На нетерпеливый звонок г-на де Сартина поспешил явиться секретарь.
— Ну что эта дама?
— Какая дама, монсеньер?
— Да та, что упала здесь без чувств и которую я поручил вам.
— Она в добром здравии, монсеньер.
— Отлично! Приведите ее сюда.
— Где я могу ее найти?
— Как где? Да в соседней комнате!..
— Ее там больше нет, монсеньер.
— Нет? Где же она?
— Не имею чести знать.
— Она ушла?
— Да.
— Одна?
— Да.
— Но она же едва держалась на ногах!
— Точно так, монсеньер, она несколько минут оставалась без чувств. Но пять минут спустя после того, как граф де Феникс вошел к вам в кабинет, она пришла в себя после этого странного обморока, из которого ее не могли вывести ни спирт, ни соль. Она раскрыла глаза, поднялась и облегченно вздохнула.
— Что было дальше?
— Потом она направилась к двери. Так как вы, монсеньер, не приказывали ее задержать, она и ушла.

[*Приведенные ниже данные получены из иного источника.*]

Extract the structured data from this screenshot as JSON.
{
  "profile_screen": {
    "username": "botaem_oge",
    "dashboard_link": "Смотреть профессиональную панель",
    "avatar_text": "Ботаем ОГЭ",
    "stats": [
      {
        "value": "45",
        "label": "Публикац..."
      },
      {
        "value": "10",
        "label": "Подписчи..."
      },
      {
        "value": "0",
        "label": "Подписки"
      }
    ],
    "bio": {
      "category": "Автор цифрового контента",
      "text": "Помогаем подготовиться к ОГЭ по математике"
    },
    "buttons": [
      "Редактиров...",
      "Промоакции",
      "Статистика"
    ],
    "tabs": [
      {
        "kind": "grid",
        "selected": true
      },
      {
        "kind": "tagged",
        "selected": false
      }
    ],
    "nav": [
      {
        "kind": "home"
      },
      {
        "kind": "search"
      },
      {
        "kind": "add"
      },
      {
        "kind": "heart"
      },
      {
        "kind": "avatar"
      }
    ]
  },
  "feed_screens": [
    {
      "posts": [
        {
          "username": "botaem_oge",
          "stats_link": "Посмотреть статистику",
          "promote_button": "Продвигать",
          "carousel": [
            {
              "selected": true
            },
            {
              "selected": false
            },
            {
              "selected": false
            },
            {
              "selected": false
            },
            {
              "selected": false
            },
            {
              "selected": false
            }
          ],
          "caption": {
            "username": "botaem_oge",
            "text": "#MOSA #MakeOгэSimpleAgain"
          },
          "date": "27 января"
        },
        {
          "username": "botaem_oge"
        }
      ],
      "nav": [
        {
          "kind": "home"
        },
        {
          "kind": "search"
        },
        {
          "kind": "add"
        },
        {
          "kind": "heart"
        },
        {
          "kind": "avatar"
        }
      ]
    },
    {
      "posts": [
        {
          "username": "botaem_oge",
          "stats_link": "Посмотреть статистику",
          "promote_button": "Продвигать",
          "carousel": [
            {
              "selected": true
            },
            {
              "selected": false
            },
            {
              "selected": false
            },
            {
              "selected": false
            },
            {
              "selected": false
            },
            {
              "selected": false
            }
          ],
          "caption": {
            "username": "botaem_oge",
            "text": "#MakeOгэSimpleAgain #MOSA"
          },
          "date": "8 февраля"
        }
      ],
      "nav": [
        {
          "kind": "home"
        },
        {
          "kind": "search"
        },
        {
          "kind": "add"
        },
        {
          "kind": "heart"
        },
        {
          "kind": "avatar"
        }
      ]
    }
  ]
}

— Ушла? — вскричал г-н де Сартин. — Ах ты болван! Да вы все у меня сдохнете в Бисетре! Немедленно пришли моего лучшего агента! Живо, живо!
Секретарь бросился выполнять приказание.
— Видно, этот подлец — колдун! — пробормотал незадачливый Сартин. — Я начальник полиции его величества, а он начальник полиции самого сатаны.

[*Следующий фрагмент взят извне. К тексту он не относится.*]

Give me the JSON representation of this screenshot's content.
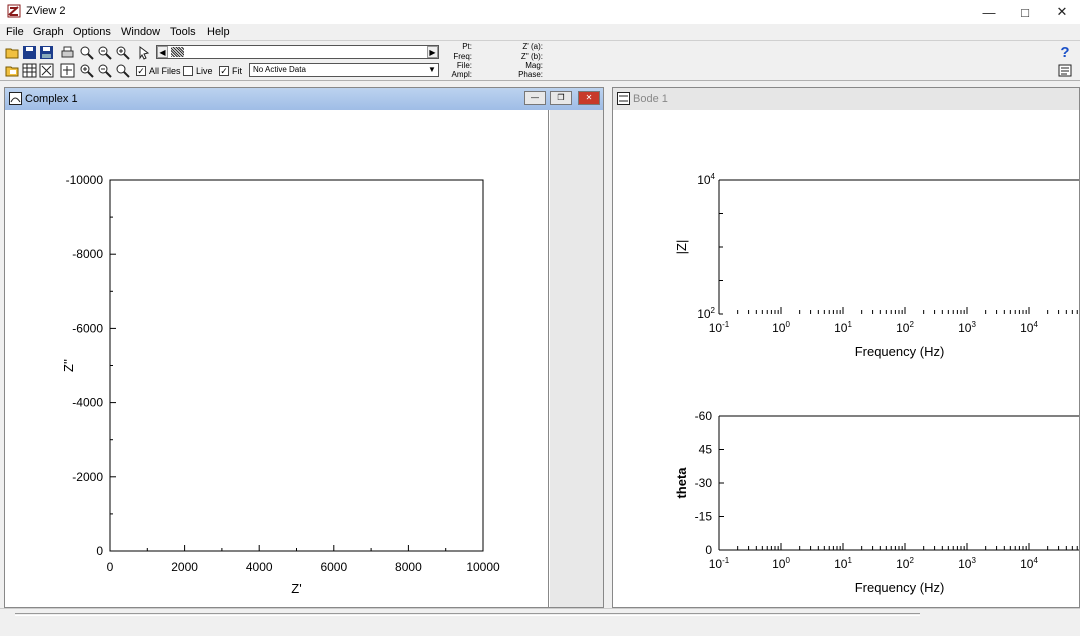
{
  "app": {
    "title": "ZView 2"
  },
  "menu": [
    "File",
    "Graph",
    "Options",
    "Window",
    "Tools",
    "Help"
  ],
  "toolbar": {
    "all_files_label": "All Files",
    "all_files_checked": true,
    "live_label": "Live",
    "live_checked": false,
    "fit_label": "Fit",
    "fit_checked": true,
    "active_data_value": "No Active Data",
    "readout_labels_left": [
      "Pt:",
      "Freq:",
      "File:",
      "Ampl:"
    ],
    "readout_labels_right": [
      "Z' (a):",
      "Z'' (b):",
      "Mag:",
      "Phase:"
    ]
  },
  "windows": {
    "complex": {
      "title": "Complex 1"
    },
    "bode": {
      "title": "Bode 1"
    }
  },
  "chart_data": [
    {
      "type": "scatter",
      "title": "",
      "xlabel": "Z'",
      "ylabel": "Z''",
      "xlim": [
        0,
        10000
      ],
      "ylim": [
        0,
        -10000
      ],
      "xticks": [
        "0",
        "2000",
        "4000",
        "6000",
        "8000",
        "10000"
      ],
      "yticks": [
        "0",
        "-2000",
        "-4000",
        "-6000",
        "-8000",
        "-10000"
      ],
      "series": []
    },
    {
      "type": "line",
      "title": "",
      "xlabel": "Frequency (Hz)",
      "ylabel": "|Z|",
      "xscale": "log",
      "yscale": "log",
      "xticks": [
        "10-1",
        "100",
        "101",
        "102",
        "103",
        "104"
      ],
      "yticks": [
        "102",
        "104"
      ],
      "series": []
    },
    {
      "type": "line",
      "title": "",
      "xlabel": "Frequency (Hz)",
      "ylabel": "theta",
      "xscale": "log",
      "xticks": [
        "10-1",
        "100",
        "101",
        "102",
        "103",
        "104"
      ],
      "yticks": [
        "0",
        "-15",
        "-30",
        "45",
        "-60"
      ],
      "series": []
    }
  ]
}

Читатель, по-видимому, уже догадался о том, чего г-н де Сартин никак не мог взять в толк. Сейчас же после сцены с пистолетом, пока начальник полиции приходил в себя, Бальзамо, воспользовавшись передышкой, поочередно поворачивался в каждую из сторон света, будучи уверенным, что Лоренца непременно находится в одном из этих направлений, и приказал молодой женщине встать, выйти из комнаты и той же дорогой возвратиться в особняк на улице Сен-Клод.
Как только эта воля нашла выражение в его мыслях, между Бальзамо и молодой женщиной установилась магнетическая связь. Повинуясь полученному ею мысленному приказанию, Лоренца встала и вышла раньше, чем кто бы то ни было успел ей помешать.
Вечером г-н де Сартин слег в постель и приказал пустить себе кровь; потрясение оказалось для него слишком сильным и не могло пройти без последствий. Лекарь объявил, что еще четверть часа — и он скончался бы от апоплексического удара.
А Бальзамо проводил графиню до кареты и хотел было откланяться; однако она была не из тех женщин, которых можно было оставить так просто, ничего не объяснив; ей не терпелось хотя бы в нескольких словах услышать о том, что сейчас произошло на ее глазах.
Она пригласила графа подняться вслед за ней в карету. Граф повиновался, и слуга взял Джерида под уздцы.
— Как видите, граф, я верна своему слову, — сказала Дюбарри, — если я кого-нибудь называю своим другом, то говорю это от чистого сердца, а не только устами. Я собиралась отправиться в Люсьенн — туда завтра утром обещал приехать король. Но я получила ваше письмо и ради вас все бросила. Многих привели бы в ужас все эти слова о заговорах и заговорщиках, которые господин де Сартин бросал нам в лицо. Но, прежде чем что-либо предпринять, я смотрела на вас и поступала так, как вы этого хотели.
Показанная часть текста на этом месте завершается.